The visitor center , just over two blocks east of the
station at 158 N Forest Ave (summer daily 10am-5pm; rest of year
daily 10am-4pm; tel 708/524-7800, ), has an excellent architectural
walking tour map as well as guidebooks and free brochures.
Hemingway was born and bred in Oak Park, editing his high school
newspaper and living a normal middle-class life. Both his
birthplace (at 339 N Oak Park Ave) and his boyhood home (600 N
Kenilworth Ave) bear commemorative plaques, and there's an engaging
collection of memorabilia at the Oak Park and River Forest
Historical Society (Thurs-Sun 1-4pm; Thurs is free; $4) at 217
Home Ave, a block south of the station.
In 1889, a decade before Hemingway's birth, an ambitious young
architect named Frank Lloyd Wright arrived in Oak Park, which he
used for the next twenty years as a testing ground for his
innovative design theories. Most of the 25 buildings he put up here
are in keeping with conventional Victorian design, and few are open
to the public; fortunately, however, his most interesting and
groundbreaking edifices are maintained as monuments. His ideal of
an "organic architecture," in which all aspects of the design
derive from a single unifying concept - quite at odds with the
fussy "gingerbread" popular at the time - is exemplified by
Unity Temple at 875 Lake St. Though the simplicity of this
angular, reinforced-concrete structure was largely dictated by
economics, its unembellished surfaces contribute to a masterful
manipulation of space, especially in the skylit interior, where the
subtle interplay of overlapping planes creates a dynamic spatial
flow. Though little noticed in the US, Unity Temple was very
influential in Europe as a precursor of modern architecture.

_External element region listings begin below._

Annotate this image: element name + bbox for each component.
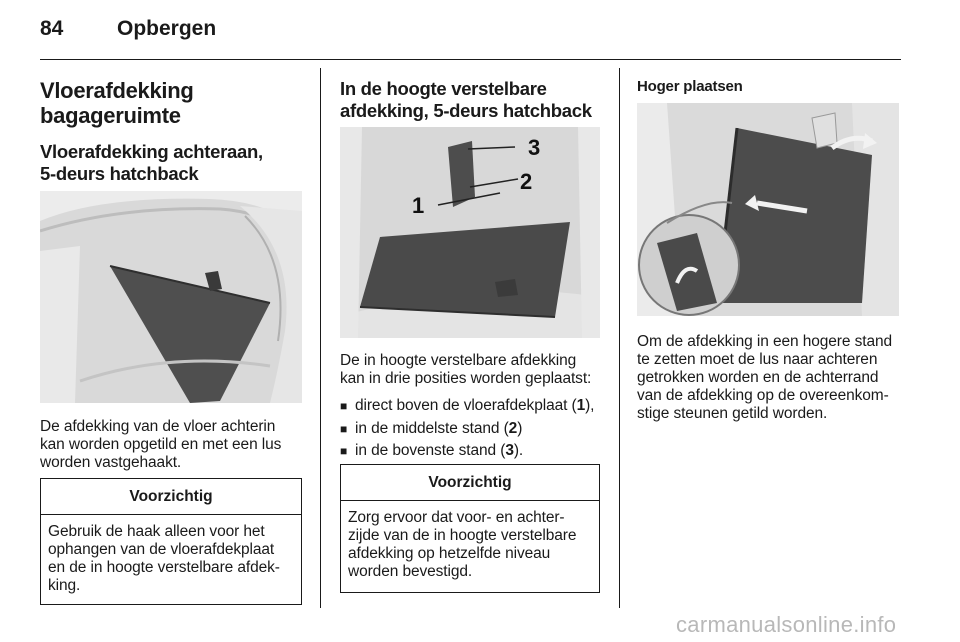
list-item: ■ direct boven de vloerafdekplaat (1),: [340, 395, 615, 418]
caution-box: [340, 464, 600, 593]
caution-text: Gebruik de haak alleen voor het ophangen van de vloerafdekplaat en de in hoogte verstelbare afdek- king.: [48, 523, 280, 594]
list-item: ■ in de middelste stand (2): [340, 418, 615, 441]
positions-list: [340, 395, 615, 463]
positions-intro: De in hoogte verstelbare afdekking kan in drie posities worden geplaatst:: [340, 352, 592, 387]
list-item: ■ in de bovenste stand (3).: [340, 440, 615, 463]
caution-text: Zorg ervoor dat voor- en achter- zijde van de in hoogte verstelbare afdekking op hetzelfde niveau worden bevestigd.: [348, 509, 577, 580]
raise-cover-description: Om de afdekking in een hogere stand te zetten moet de lus naar achteren getrokken worden en de achterrand van de afdekking op de overeenkom- stige steunen getild worden.: [637, 333, 893, 422]
caution-title: Voorzichtig: [41, 479, 301, 515]
caution-title: Voorzichtig: [341, 465, 599, 501]
raise-cover-illustration: [637, 103, 899, 316]
caution-box: [40, 478, 302, 605]
callout-3: 3: [528, 135, 541, 160]
adjustable-cover-illustration: [340, 127, 600, 338]
floor-cover-illustration: [40, 191, 302, 403]
subsection-heading: Vloerafdekking achteraan, 5-deurs hatchback: [40, 141, 263, 184]
section-heading: In de hoogte verstelbare afdekking, 5-deurs hatchback: [340, 78, 592, 121]
page-title: Opbergen: [117, 17, 217, 40]
callout-2: 2: [520, 169, 533, 194]
page-number: 84: [40, 17, 64, 40]
floor-cover-description: De afdekking van de vloer achterin kan worden opgetild en met een lus worden vastgehaakt.: [40, 418, 282, 471]
subsection-heading: Hoger plaatsen: [637, 78, 743, 95]
section-heading: Vloerafdekking bagageruimte: [40, 78, 194, 128]
header-rule: [40, 59, 901, 60]
column-divider-1: [320, 68, 321, 608]
callout-1: 1: [412, 193, 425, 218]
column-divider-2: [619, 68, 620, 608]
watermark: carmanualsonline.info: [676, 612, 897, 637]
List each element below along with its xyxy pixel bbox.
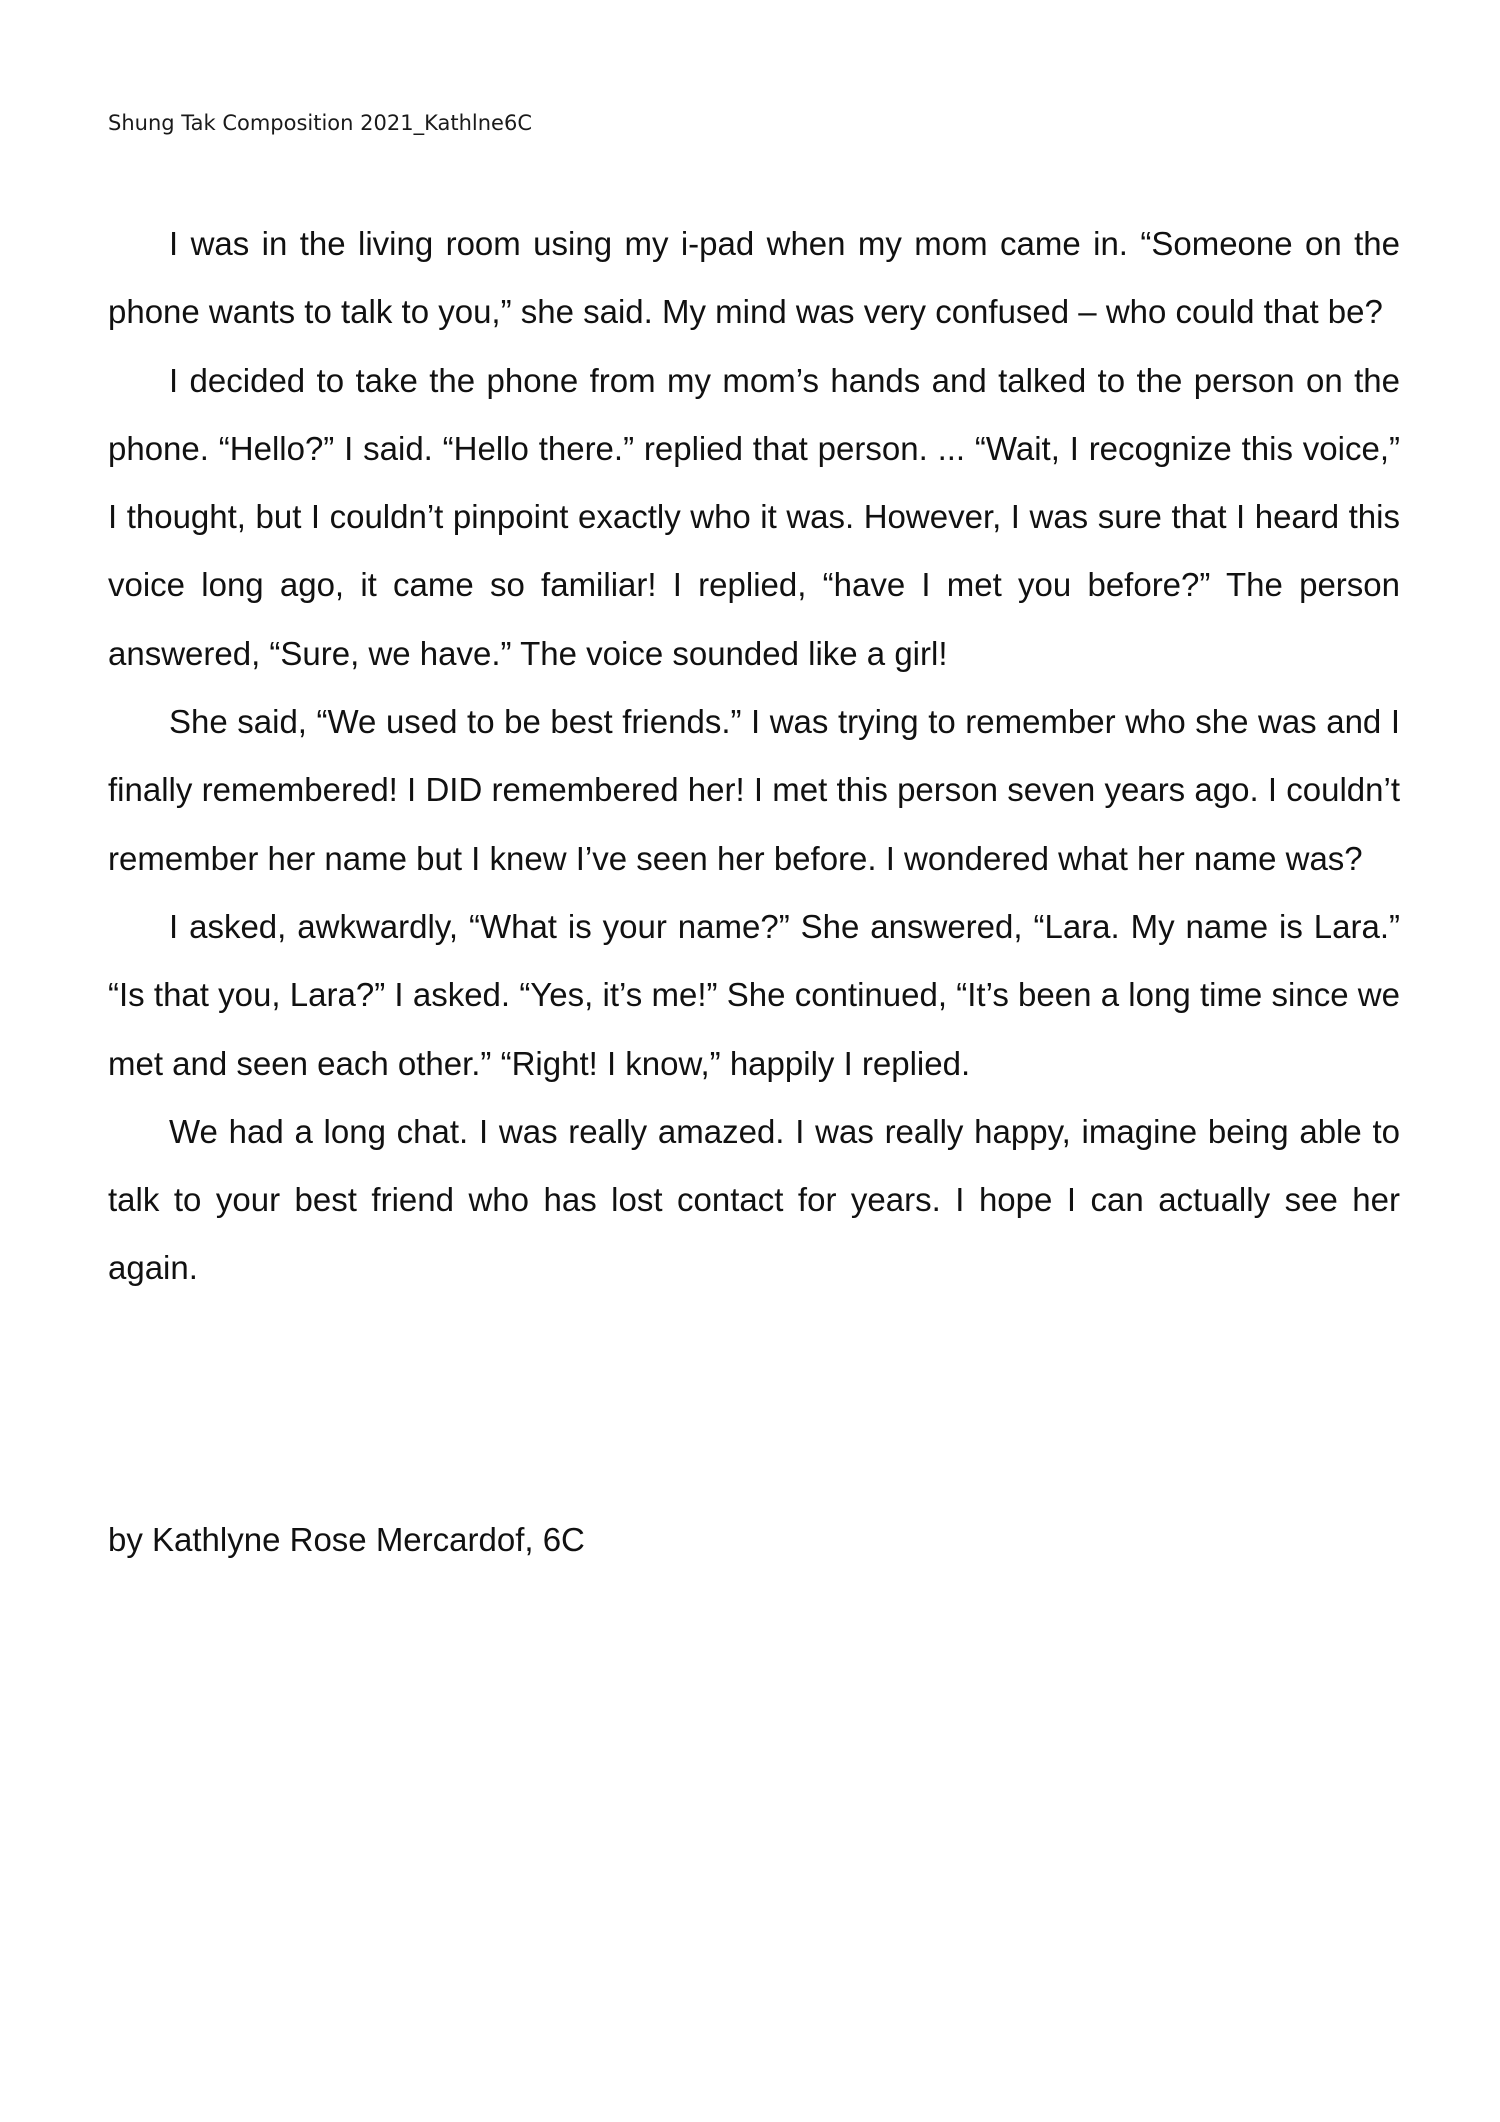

Wright built his small, brown-shingled home and studio ,
nearby at 951 Chicago Ave on the corner of Forest Avenue, at age 22
in 1889, and remodeled it repeatedly thereafter. It shows all his
hallmarks: large fireplaces to symbolize the heart of the home and
family; free-flowing, open-plan rooms; and the visual linking of
interior and exterior spaces. The furniture of the kitchen and
dining rooms is Wright's own design; he added a two-story studio in
1898, with a mezzanine drafting area suspended by chains from the
roof beams. In 1909 Wright abandoned Oak Park and his family for
new pastures; he was eventually to design such landmarks as New
York's Guggenheim Museum. You can see the house itself on a
45-minute guided tour (Mon-Fri 11am, 1pm & 3pm, Sat & Sun
every 20min, 11am-3.30pm; $9). Lengthier walking tours ($9
including use of Walkman) take in the dozen other Wright-designed
houses within a two-block radius. Booking the walking and house
tours at the same time will save you $2.